He said the inclusion of the Liberation of Tamil Tigers Eelam (LTTE) in the list of terrorist groups was under the purview of the Home Minister, as stated in the laws of the country.
“For the record, besides Malaysia, other countries have also declared and maintained LTTE as a terror group in their list of terrorist groups.
“This includes India, Canada, the United States and the United Kingdom,” he said in a statement yesterday.
Muhyiddin was responding to Attorney General Tan Sri Tommy Thomas who had dropped 34 charges against 12 Malaysian men who were accused of being involved with the now defunct LTTE.
Muhyiddin said the government had gazetted LTTE as a terrorist organisation in November 2014, and based on latest information from the authorities, he had sufficient proof to maintain it in the list.
“This group is believed to have an ideology that can cause a threat to the safety of the public and the country.
“Therefore, it is the duty of the authorities to take action according to the law to contain the spread of any ideology and activity related to the group,” he said.
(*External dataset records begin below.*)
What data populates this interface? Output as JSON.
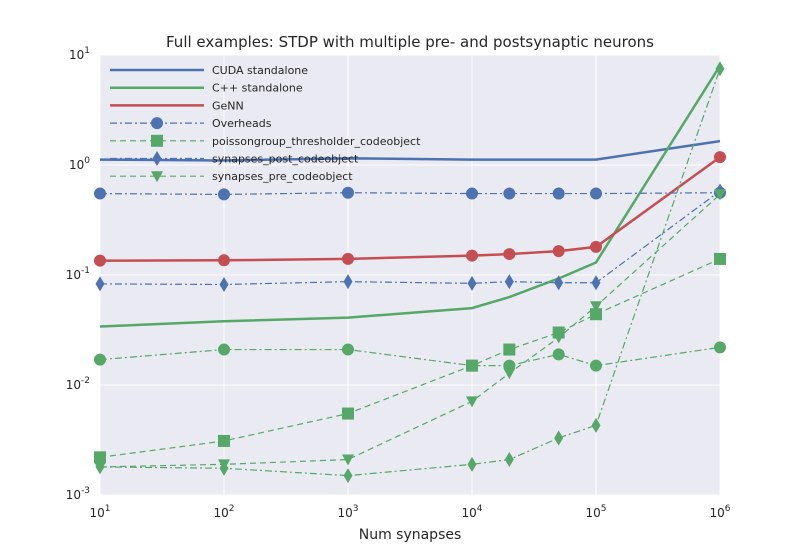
{
  "chart_data": {
    "type": "line",
    "title": "Full examples: STDP with multiple pre- and postsynaptic neurons",
    "xlabel": "Num synapses",
    "ylabel": "",
    "xscale": "log",
    "yscale": "log",
    "xlim": [
      10,
      1000000
    ],
    "ylim": [
      0.001,
      10
    ],
    "x_ticks": [
      {
        "base": "10",
        "exp": "1"
      },
      {
        "base": "10",
        "exp": "2"
      },
      {
        "base": "10",
        "exp": "3"
      },
      {
        "base": "10",
        "exp": "4"
      },
      {
        "base": "10",
        "exp": "5"
      },
      {
        "base": "10",
        "exp": "6"
      }
    ],
    "y_ticks": [
      {
        "base": "10",
        "exp": "-3"
      },
      {
        "base": "10",
        "exp": "-2"
      },
      {
        "base": "10",
        "exp": "-1"
      },
      {
        "base": "10",
        "exp": "0"
      },
      {
        "base": "10",
        "exp": "1"
      }
    ],
    "grid": true,
    "legend_position": "top-left",
    "colors": {
      "blue": "#4c72b0",
      "green": "#55a868",
      "red": "#c44e52",
      "background": "#eaeaf2",
      "grid": "#ffffff"
    },
    "series": [
      {
        "name": "CUDA standalone",
        "color": "#4c72b0",
        "style": "solid",
        "marker": "none",
        "x": [
          10,
          100,
          1000,
          10000,
          20000,
          50000,
          100000,
          1000000
        ],
        "y": [
          1.12,
          1.1,
          1.15,
          1.12,
          1.12,
          1.12,
          1.12,
          1.65
        ]
      },
      {
        "name": "C++ standalone",
        "color": "#55a868",
        "style": "solid",
        "marker": "none",
        "x": [
          10,
          100,
          1000,
          10000,
          20000,
          50000,
          100000,
          1000000
        ],
        "y": [
          0.034,
          0.038,
          0.041,
          0.05,
          0.063,
          0.093,
          0.13,
          8.0
        ]
      },
      {
        "name": "GeNN",
        "color": "#c44e52",
        "style": "solid",
        "marker": "circle",
        "x": [
          10,
          100,
          1000,
          10000,
          20000,
          50000,
          100000,
          1000000
        ],
        "y": [
          0.135,
          0.136,
          0.14,
          0.15,
          0.155,
          0.165,
          0.18,
          1.18
        ]
      },
      {
        "name": "Overheads",
        "color": "#4c72b0",
        "style": "dashdot",
        "marker": "circle",
        "x": [
          10,
          100,
          1000,
          10000,
          20000,
          50000,
          100000,
          1000000
        ],
        "y": [
          0.55,
          0.54,
          0.56,
          0.55,
          0.55,
          0.55,
          0.55,
          0.56
        ]
      },
      {
        "name": "poissongroup_thresholder_codeobject",
        "color": "#55a868",
        "style": "dashed",
        "marker": "square",
        "x": [
          10,
          100,
          1000,
          10000,
          20000,
          50000,
          100000,
          1000000
        ],
        "y": [
          0.0022,
          0.0031,
          0.0055,
          0.015,
          0.021,
          0.03,
          0.044,
          0.14
        ]
      },
      {
        "name": "synapses_post_codeobject",
        "color": "#4c72b0",
        "style": "dashdot",
        "marker": "diamond",
        "x": [
          10,
          100,
          1000,
          10000,
          20000,
          50000,
          100000,
          1000000
        ],
        "y": [
          0.083,
          0.082,
          0.087,
          0.084,
          0.087,
          0.085,
          0.085,
          0.58
        ]
      },
      {
        "name": "synapses_pre_codeobject",
        "color": "#55a868",
        "style": "dashed",
        "marker": "triangle",
        "x": [
          10,
          100,
          1000,
          10000,
          20000,
          50000,
          100000,
          1000000
        ],
        "y": [
          0.0018,
          0.0019,
          0.0021,
          0.0071,
          0.0128,
          0.027,
          0.052,
          0.54
        ]
      },
      {
        "name": "",
        "color": "#55a868",
        "style": "dashdot",
        "marker": "circle",
        "x": [
          10,
          100,
          1000,
          10000,
          20000,
          50000,
          100000,
          1000000
        ],
        "y": [
          0.017,
          0.021,
          0.021,
          0.015,
          0.015,
          0.019,
          0.015,
          0.022
        ]
      },
      {
        "name": "",
        "color": "#55a868",
        "style": "dashdot",
        "marker": "diamond",
        "x": [
          10,
          100,
          1000,
          10000,
          20000,
          50000,
          100000,
          1000000
        ],
        "y": [
          0.0018,
          0.00175,
          0.0015,
          0.0019,
          0.0021,
          0.0033,
          0.0043,
          7.5
        ]
      }
    ]
  }
}
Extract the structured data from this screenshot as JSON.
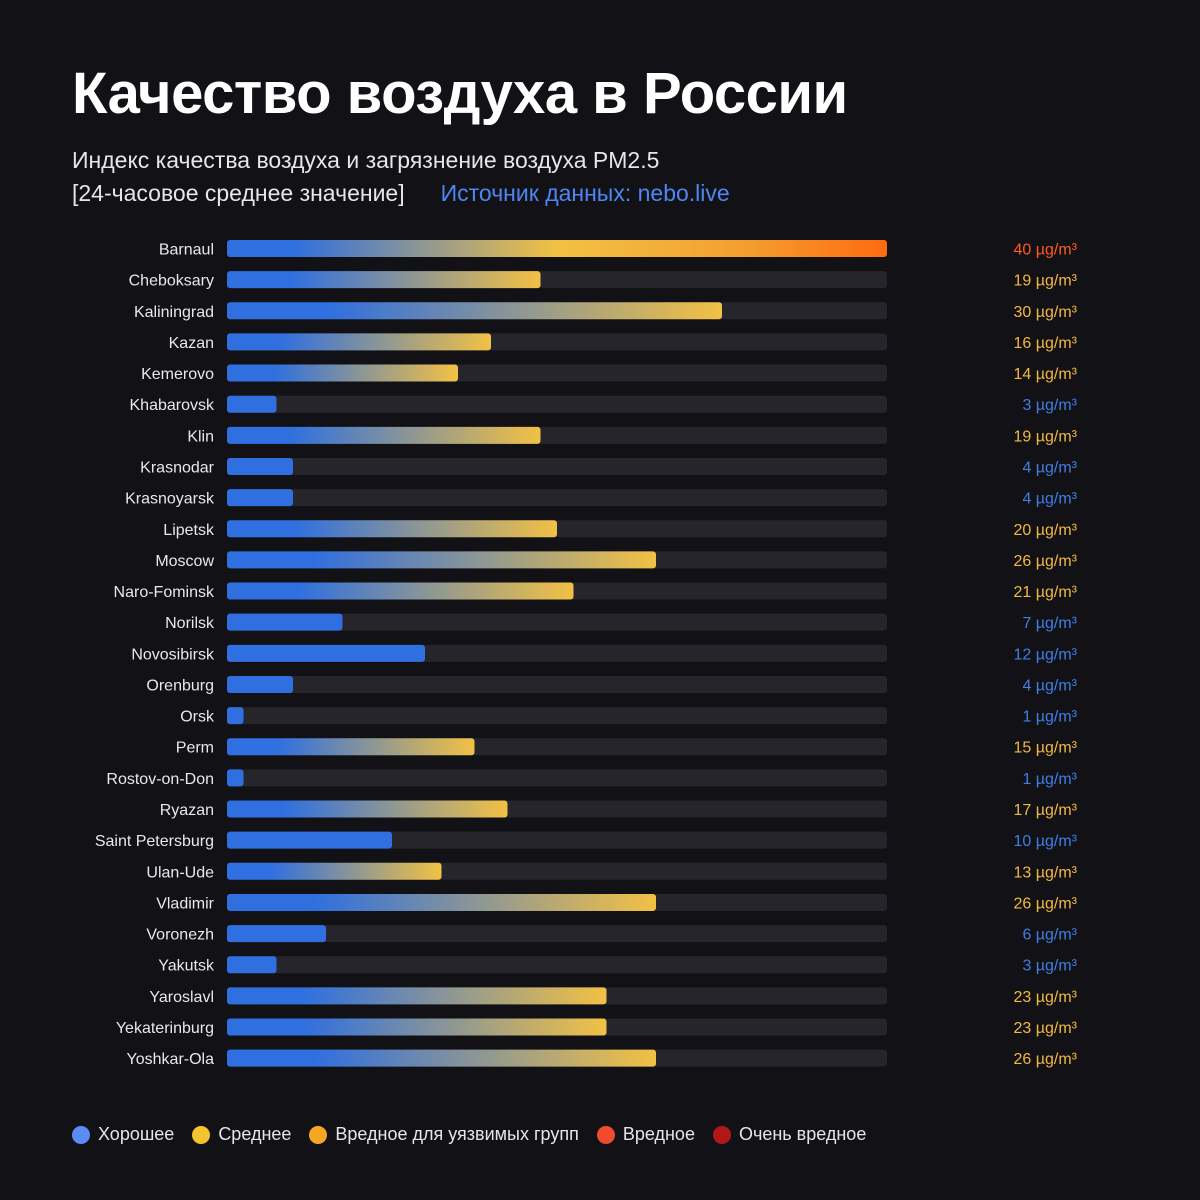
{
  "title": "Качество воздуха в России",
  "subtitle_line1": "Индекс качества воздуха и загрязнение воздуха PM2.5",
  "subtitle_line2": "[24-часовое среднее значение]",
  "source": "Источник данных: nebo.live",
  "unit": "µg/m³",
  "colors": {
    "background": "#121216",
    "track": "#25252b",
    "good": "#2f6fe0",
    "moderate": "#f2c144",
    "unhealthy_sensitive": "#f3a030",
    "unhealthy": "#ff6a10",
    "label_good": "#3f7ee6",
    "label_moderate": "#f2b840",
    "label_unhealthy": "#ff5a1f"
  },
  "legend": [
    {
      "label": "Хорошее",
      "color": "#5b8cf5"
    },
    {
      "label": "Среднее",
      "color": "#f4c430"
    },
    {
      "label": "Вредное для уязвимых групп",
      "color": "#f5a623"
    },
    {
      "label": "Вредное",
      "color": "#f04a2f"
    },
    {
      "label": "Очень вредное",
      "color": "#b01818"
    }
  ],
  "chart_data": {
    "type": "bar",
    "orientation": "horizontal",
    "title": "Качество воздуха в России",
    "xlabel": "",
    "ylabel": "",
    "xlim": [
      0,
      40
    ],
    "grid": false,
    "legend_position": "bottom",
    "categories": [
      "Barnaul",
      "Cheboksary",
      "Kaliningrad",
      "Kazan",
      "Kemerovo",
      "Khabarovsk",
      "Klin",
      "Krasnodar",
      "Krasnoyarsk",
      "Lipetsk",
      "Moscow",
      "Naro-Fominsk",
      "Norilsk",
      "Novosibirsk",
      "Orenburg",
      "Orsk",
      "Perm",
      "Rostov-on-Don",
      "Ryazan",
      "Saint Petersburg",
      "Ulan-Ude",
      "Vladimir",
      "Voronezh",
      "Yakutsk",
      "Yaroslavl",
      "Yekaterinburg",
      "Yoshkar-Ola"
    ],
    "values": [
      40,
      19,
      30,
      16,
      14,
      3,
      19,
      4,
      4,
      20,
      26,
      21,
      7,
      12,
      4,
      1,
      15,
      1,
      17,
      10,
      13,
      26,
      6,
      3,
      23,
      23,
      26
    ],
    "value_labels": [
      "40 µg/m³",
      "19 µg/m³",
      "30 µg/m³",
      "16 µg/m³",
      "14 µg/m³",
      "3 µg/m³",
      "19 µg/m³",
      "4 µg/m³",
      "4 µg/m³",
      "20 µg/m³",
      "26 µg/m³",
      "21 µg/m³",
      "7 µg/m³",
      "12 µg/m³",
      "4 µg/m³",
      "1 µg/m³",
      "15 µg/m³",
      "1 µg/m³",
      "17 µg/m³",
      "10 µg/m³",
      "13 µg/m³",
      "26 µg/m³",
      "6 µg/m³",
      "3 µg/m³",
      "23 µg/m³",
      "23 µg/m³",
      "26 µg/m³"
    ]
  }
}
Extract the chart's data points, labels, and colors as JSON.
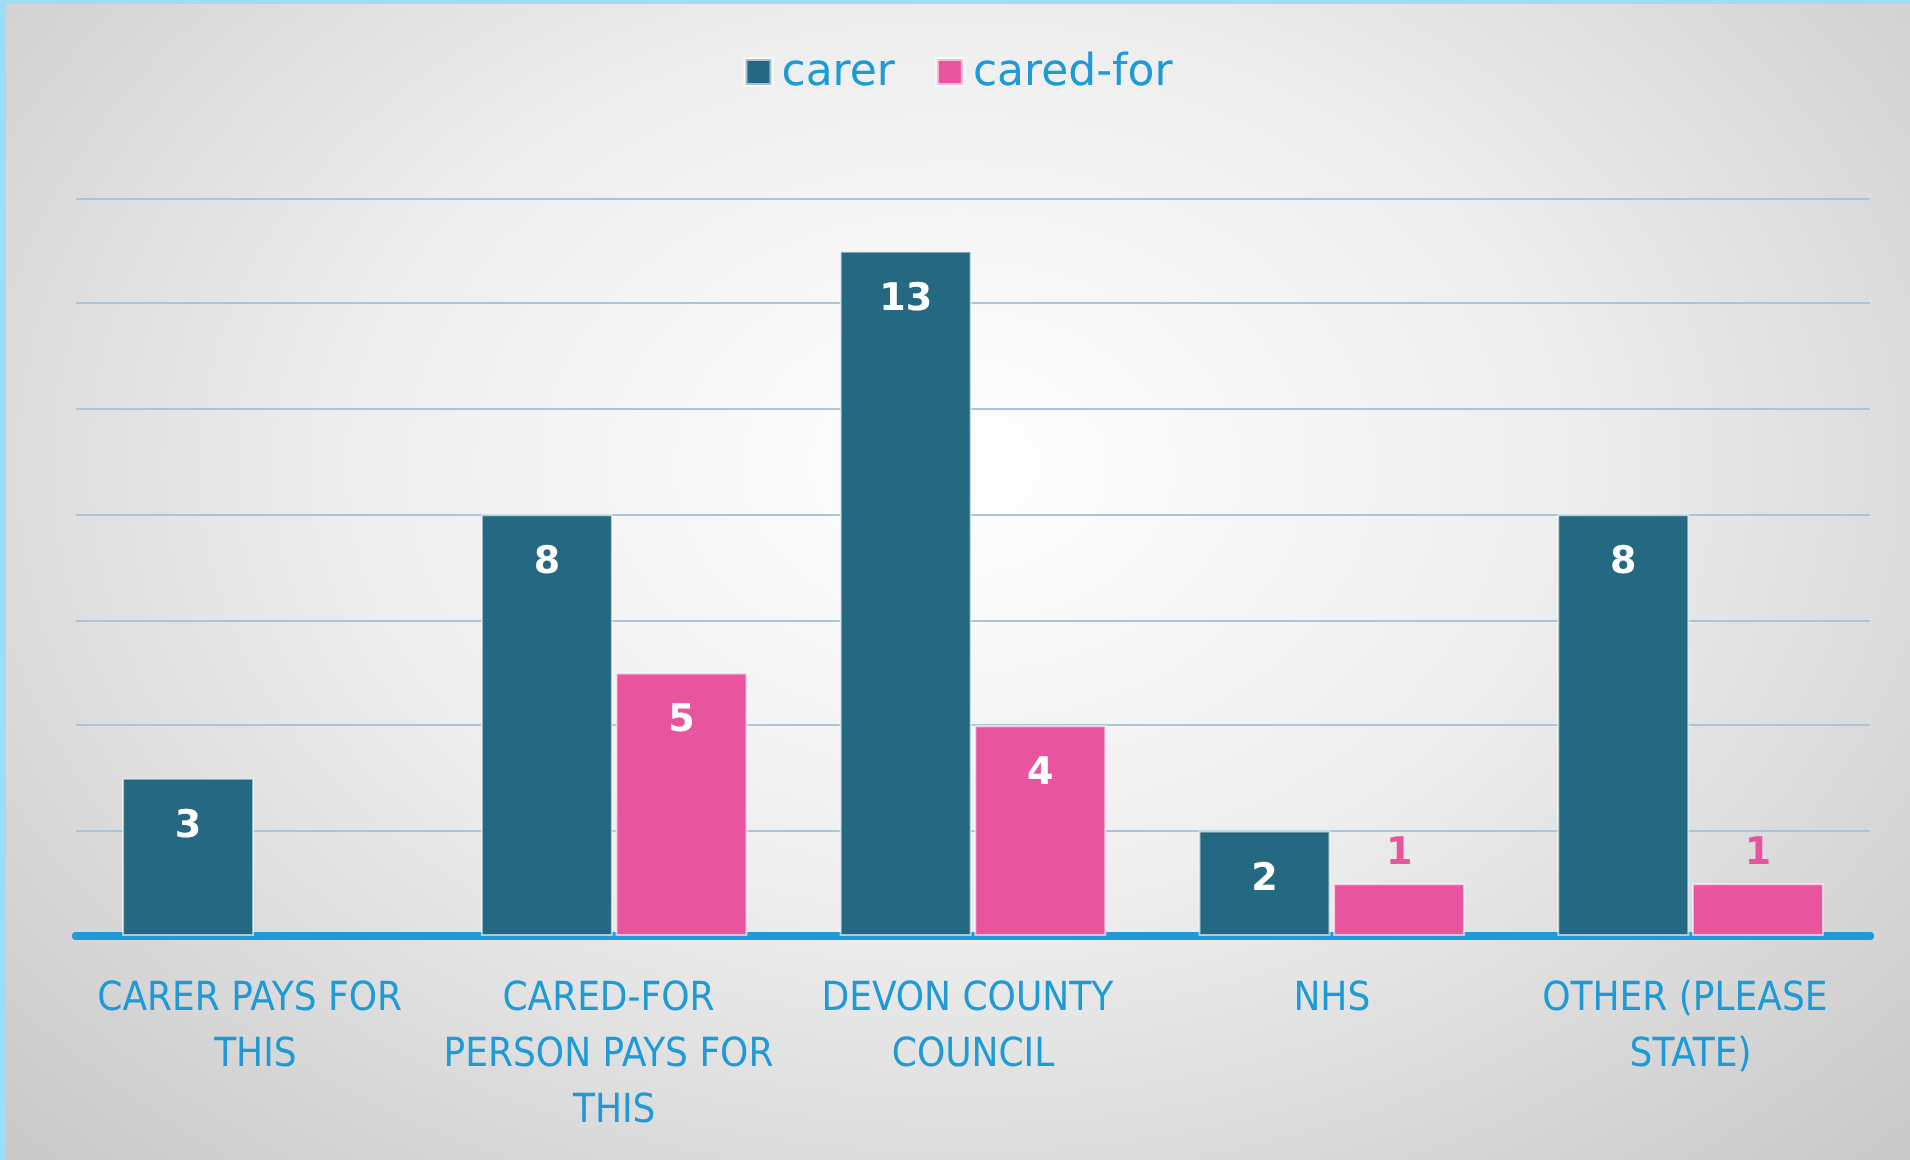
{
  "chart_data": {
    "type": "bar",
    "categories": [
      "CARER PAYS FOR THIS",
      "CARED-FOR PERSON PAYS FOR THIS",
      "DEVON COUNTY COUNCIL",
      "NHS",
      "OTHER (PLEASE STATE)"
    ],
    "series": [
      {
        "name": "carer",
        "color": "#246882",
        "values": [
          3,
          8,
          13,
          2,
          8
        ]
      },
      {
        "name": "cared-for",
        "color": "#e8559e",
        "values": [
          null,
          5,
          4,
          1,
          1
        ]
      }
    ],
    "ylim": [
      0,
      14
    ],
    "yticks": [
      {
        "value": 0,
        "label": null
      },
      {
        "value": 2,
        "label": null
      },
      {
        "value": 4,
        "label": null
      },
      {
        "value": 6,
        "label": null
      },
      {
        "value": 8,
        "label": null
      },
      {
        "value": 10,
        "label": null
      },
      {
        "value": 12,
        "label": null
      },
      {
        "value": 14,
        "label": null
      }
    ],
    "tick_labels": "x",
    "grid": "y",
    "legend": "top",
    "data_labels": true
  }
}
Muhyiddin said the listing of LTTE was made under Section 66B (1) of the Anti-Money Laundering, Anti-Terrorism Financing and Proceeds From Illegal Activities Act 2001.
“The listing of the entity is based on the latest intelligence from the authorities such as the police and other agencies,” he said.
Thomas announced the decision to drop the case against the 12 on Friday, saying that this was based on his constitutional discretionary powers after finding insufficient evidence that it would lead to a “no realistic prospect of conviction”.
The 12, including two DAP state assemblymen – Melaka state exco member G. Saminathan and Negri Sembilan assemblyman P. Gunasekaran, were detained under Sosma and charged under Section 130 of the Penal Code for allegedly supporting terrorism and having links to LTTE.
They were detained by the Counter Terrorism Division on Oct 10 and 12, 2019 in various parts of the country.